You can call it narcissistic, but sometimes I Google myself. Who doesn’t? If you’ve done anything in the public eye — writing, especially — you’re bound to show up in unexpected places on the Web. When I Google my own name, it’s simply to find those places.
And each time I do this, I find articles I’ve written, or links to articles displayed with thumbnails and even paragraphs of my own text, on other content Websites. It’s been this way for years. I’ll write a piece for one magazine, and then find the same article, or portion thereof, on another magazine’s Website within months, weeks, or even days.
In most respects, this has been very helpful. In addition to raising my profile, these bandit sites make it much easier for me to find my own work. Some of them have republished articles I wrote for print magazines that didn’t even have Websites. How generous!
But the last time I did this, I had a different reaction. I suddenly recalled my first magazine job, as an editorial intern at the Utne Reader in Minneapolis. One day I was perusing one magazine or another in the office’s extensive magazine library (this was 1999) and I came across an article that one of the staff editors had written earlier that year for Utne. I took it to him and he was visibly perturbed. The other magazine never contacted him to ask his permission. “I’m supposed to be paid for things like this,” he said.
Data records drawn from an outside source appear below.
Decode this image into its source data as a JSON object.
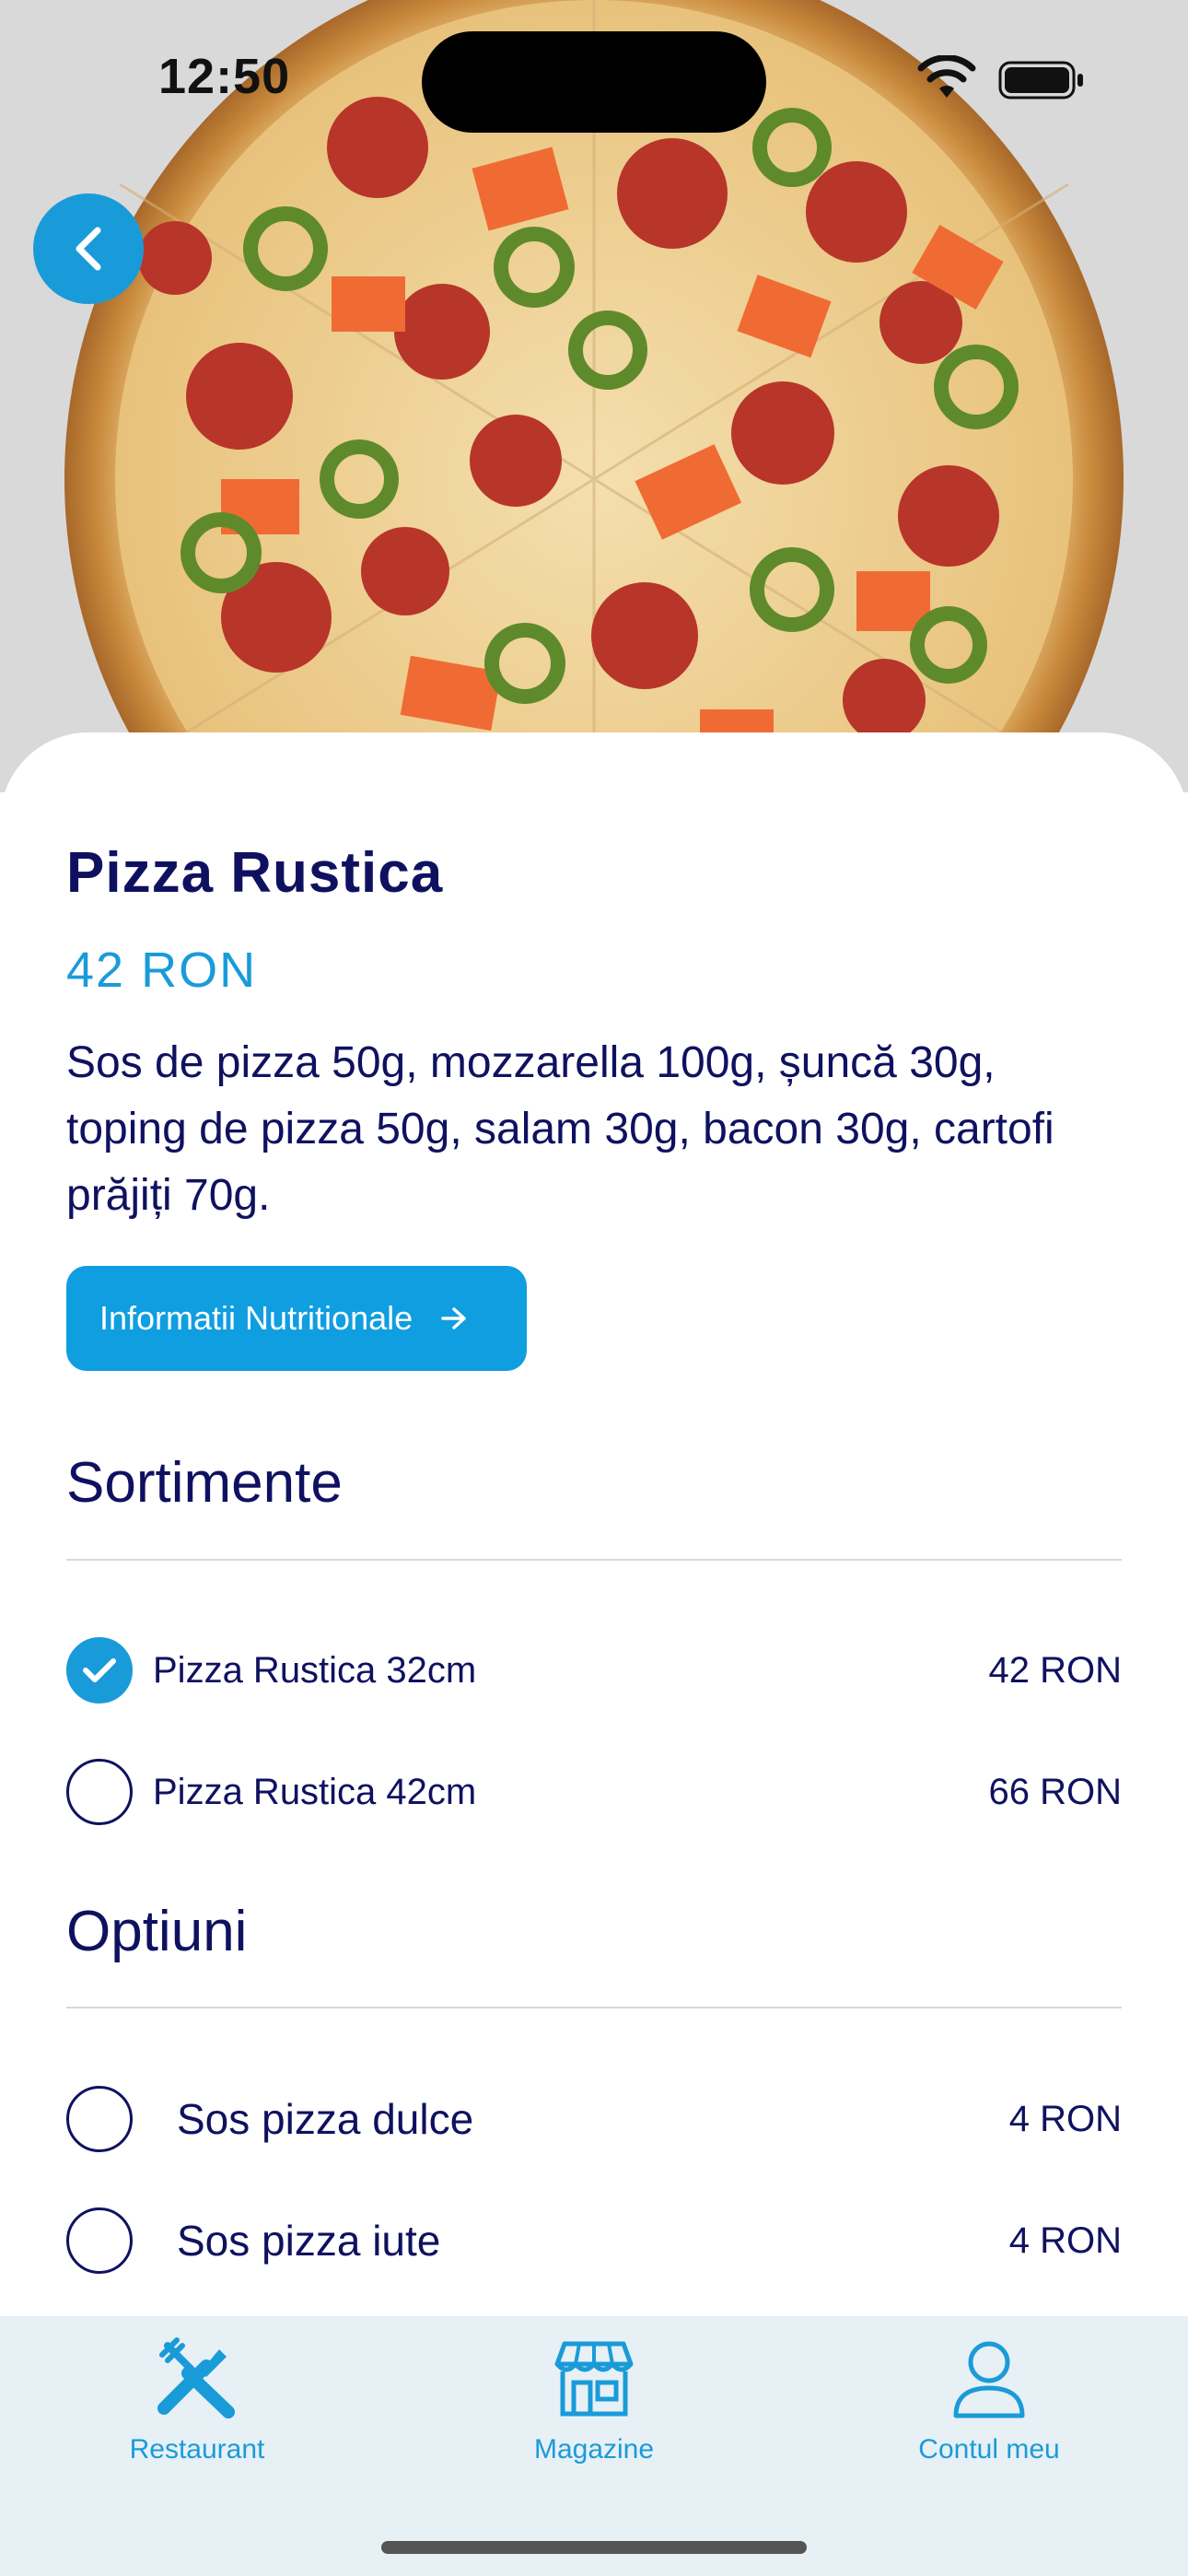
{
  "status_bar": {
    "time": "12:50"
  },
  "product": {
    "name": "Pizza Rustica",
    "price": "42 RON",
    "description": "Sos de pizza 50g, mozzarella 100g, șuncă 30g, toping de pizza 50g, salam 30g, bacon 30g, cartofi prăjiți 70g.",
    "nutrition_button": "Informatii Nutritionale"
  },
  "sortimente": {
    "title": "Sortimente",
    "items": [
      {
        "label": "Pizza Rustica 32cm",
        "price": "42 RON",
        "selected": true
      },
      {
        "label": "Pizza Rustica 42cm",
        "price": "66 RON",
        "selected": false
      }
    ]
  },
  "optiuni": {
    "title": "Optiuni",
    "items": [
      {
        "label": "Sos pizza dulce",
        "price": "4 RON",
        "selected": false
      },
      {
        "label": "Sos pizza iute",
        "price": "4 RON",
        "selected": false
      }
    ]
  },
  "bottom_nav": {
    "items": [
      {
        "label": "Restaurant",
        "icon": "fork-knife-icon"
      },
      {
        "label": "Magazine",
        "icon": "store-icon"
      },
      {
        "label": "Contul meu",
        "icon": "user-icon"
      }
    ]
  },
  "colors": {
    "accent": "#1a9bd9",
    "text_primary": "#0f1160",
    "nav_background": "#e7f0f5"
  }
}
Oh, how quaint a time that was. When writers — or at least the magazines they wrote for — owned their work. When republishing a piece without consent was, indisputably, stealing. When you could actually do something about it.
So now, when I Google my name to find out where my articles might have reappeared in cyberspace, I do it with two minds: the one that feels flattered by the approval of some unknown editor or blogger out there who liked my work well enough to take it, and the one that recognizes this as yet another death knell for professional journalism.
Journalists have never been paid well, but at least they were paid.